Procession du Mercredi des cendres (Photo : Massimiliano Migliorato/Catholic Press Photo)

« Implorons de Dieu cette paix que les hommes à eux seuls ne parviennent pas à construire »

Homélie du pape François pour la messe du mercredi des Cendres, lue par le Cardinal Pietro Parolin dans la basilique Sainte-Sabine le 2 mars 2022

En ce jour qui ouvre le temps du Carême, le Seigneur nous dit : « Ce que vous faites pour devenir des justes, évitez de l’accomplir devant les hommes pour vous faire remarquer. Sinon, il n’y a pas de récompense pour vous auprès de votre Père qui est aux cieux » (Mt 6, 1). Cela peut paraître surprenant, mais dans l’Évangile d’aujourd’hui, la parole qui revient plusieurs fois est récompense (cf. vv 1.2.5.16). Habituellement, le Mercredi des Cendres, notre attention est attirée sur l’effort exigé par le chemin de foi, plus que sur le prix dont il est couronné. Pourtant, aujourd’hui, le discours de Jésus revient à chaque fois sur ce terme, récompense, qui semble être le ressort de notre action. En effet, il y a en nous, dans notre cœur, une soif, un désir d’atteindre une récompense qui nous attire et qui motive ce que nous faisons.

Le Seigneur distingue cependant deux types de récompenses auxquelles la vie d’une personne peut tendre : d’une part la récompense auprès du Père et, de l’autre, la récompense auprès des hommes. La première est éternelle ; c’est la vraie, la définitive, elle est le but de la vie. La seconde, par contre, est transitoire, elle est une fausse route dans laquelle nous nous engageons quand l’admiration des hommes et le succès mondain deviennent pour nous la chose la plus importante, la satisfaction la plus grande. Mais c’est une illusion : c’est comme un mirage qui, une fois atteint, laisse les mains vides. L’inquiétude et le mécontentement sont toujours au tournant pour celui qui a comme horizon la mondanité qui séduit mais, ensuite, déçoit. Celui qui regarde la récompense du monde ne trouve jamais la paix, et il ne sait pas même promouvoir la paix car il perd de vue le Père et les frères. C’est un risque que nous courons tous et c’est pourquoi Jésus nous avertit : « faites attention ». C’est comme s’il disait : « Vous avez la possibilité de jouir d’une récompense infinie, une récompense sans égale : veillez donc à ne pas vous laisser aveugler par l’apparence en poursuivant des récompenses de moindre valeur, qui vous filent entre les doigts ».

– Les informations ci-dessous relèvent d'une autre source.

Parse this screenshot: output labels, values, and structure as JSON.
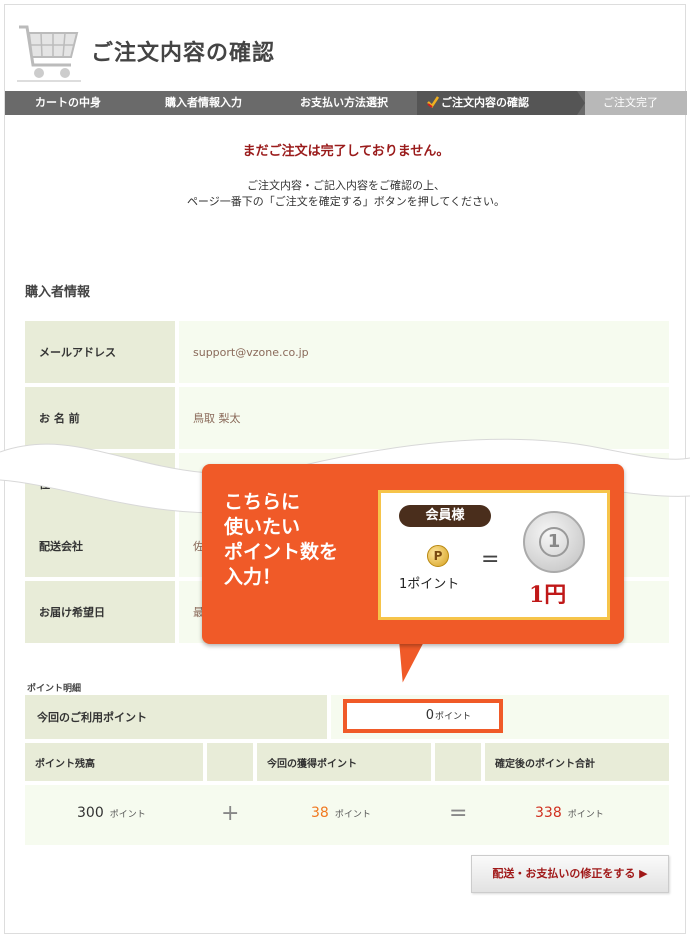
{
  "header": {
    "title": "ご注文内容の確認"
  },
  "steps": [
    {
      "label": "カートの中身"
    },
    {
      "label": "購入者情報入力"
    },
    {
      "label": "お支払い方法選択"
    },
    {
      "label": "ご注文内容の確認"
    },
    {
      "label": "ご注文完了"
    }
  ],
  "notice": {
    "title": "まだご注文は完了しておりません。",
    "line1": "ご注文内容・ご記入内容をご確認の上、",
    "line2": "ページ一番下の「ご注文を確定する」ボタンを押してください。"
  },
  "buyer": {
    "section_title": "購入者情報",
    "rows": [
      {
        "label": "メールアドレス",
        "value": "support@vzone.co.jp"
      },
      {
        "label": "お 名 前",
        "value": "鳥取 梨太"
      },
      {
        "label": "住",
        "value": ""
      },
      {
        "label": "配送会社",
        "value": "佐"
      },
      {
        "label": "お届け希望日",
        "value": "最"
      }
    ]
  },
  "points": {
    "caption": "ポイント明細",
    "use_label": "今回のご利用ポイント",
    "use_value": "0",
    "unit": "ポイント",
    "headers": [
      "ポイント残高",
      "今回の獲得ポイント",
      "確定後のポイント合計"
    ],
    "balance": "300",
    "earned": "38",
    "total": "338",
    "plus": "+",
    "equals": "="
  },
  "fix_button": {
    "label": "配送・お支払いの修正をする ▶"
  },
  "callout": {
    "line1": "こちらに",
    "line2": "使いたい",
    "line3": "ポイント数を",
    "line4": "入力！",
    "member_badge": "会員様",
    "coin_letter": "P",
    "one_point": "1ポイント",
    "equals": "=",
    "yen_coin": "1",
    "one_yen": "1円"
  },
  "colors": {
    "accent": "#f05a28",
    "notice_red": "#9a1b1b",
    "label_bg": "#e8ecd8",
    "value_bg": "#f6fbef",
    "step_bar": "#6a6a6a"
  }
}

Le rite des cendres que nous recevons sur la tête veut nous soustraire à l’aveuglement qui consiste à mettre la récompense auprès des hommes avant la récompense auprès du Père. Ce signe austère qui nous fait réfléchir sur la caducité de notre condition humaine est comme un remède au goût amer, mais efficace, pour guérir la maladie de l’apparence. Il s’agit d’une maladie spirituelle qui asservit la personne, la conduisant à devenir dépendante de l’admiration d’autrui. C’est un véritable “esclavage des yeux et de l’esprit” (cf. Ep 6, 6 ; Col 3, 22) qui pousse à vivre à l’enseigne de la vaine gloire selon laquelle ce qui compte n’est pas la pureté du cœur mais l’admiration des gens ; non pas le regard de Dieu sur nous, mais la manière dont les autres nous regardent. Et l’on ne peut bien vivre en se contentant de cette récompense.

Le problème est que cette maladie de l’apparence menace même les domaines les plus sacrés. C’est sur cela que Jésus insiste aujourd’hui : même la prière, la charité et le jeûne peuvent devenir autoréférentiels. Dans chaque geste, même le plus beau, le ver de l’autosatisfaction peut se cacher. Le cœur n’est pas alors complètement libre car il ne cherche pas l’amour pour le Père et pour les frères, mais l’approbation humaine, les applaudissements des gens, la gloire. Et tout peut devenir une sorte de fiction vis à vis de Dieu, de soi-même et des autres. C’est pourquoi la Parole de Dieu nous invite à regarder à l’intérieur de nous-mêmes, pour voir nos hypocrisies. Faisons un diagnostic des apparences que nous recherchons ; essayons de les démasquer. Cela nous fera du bien.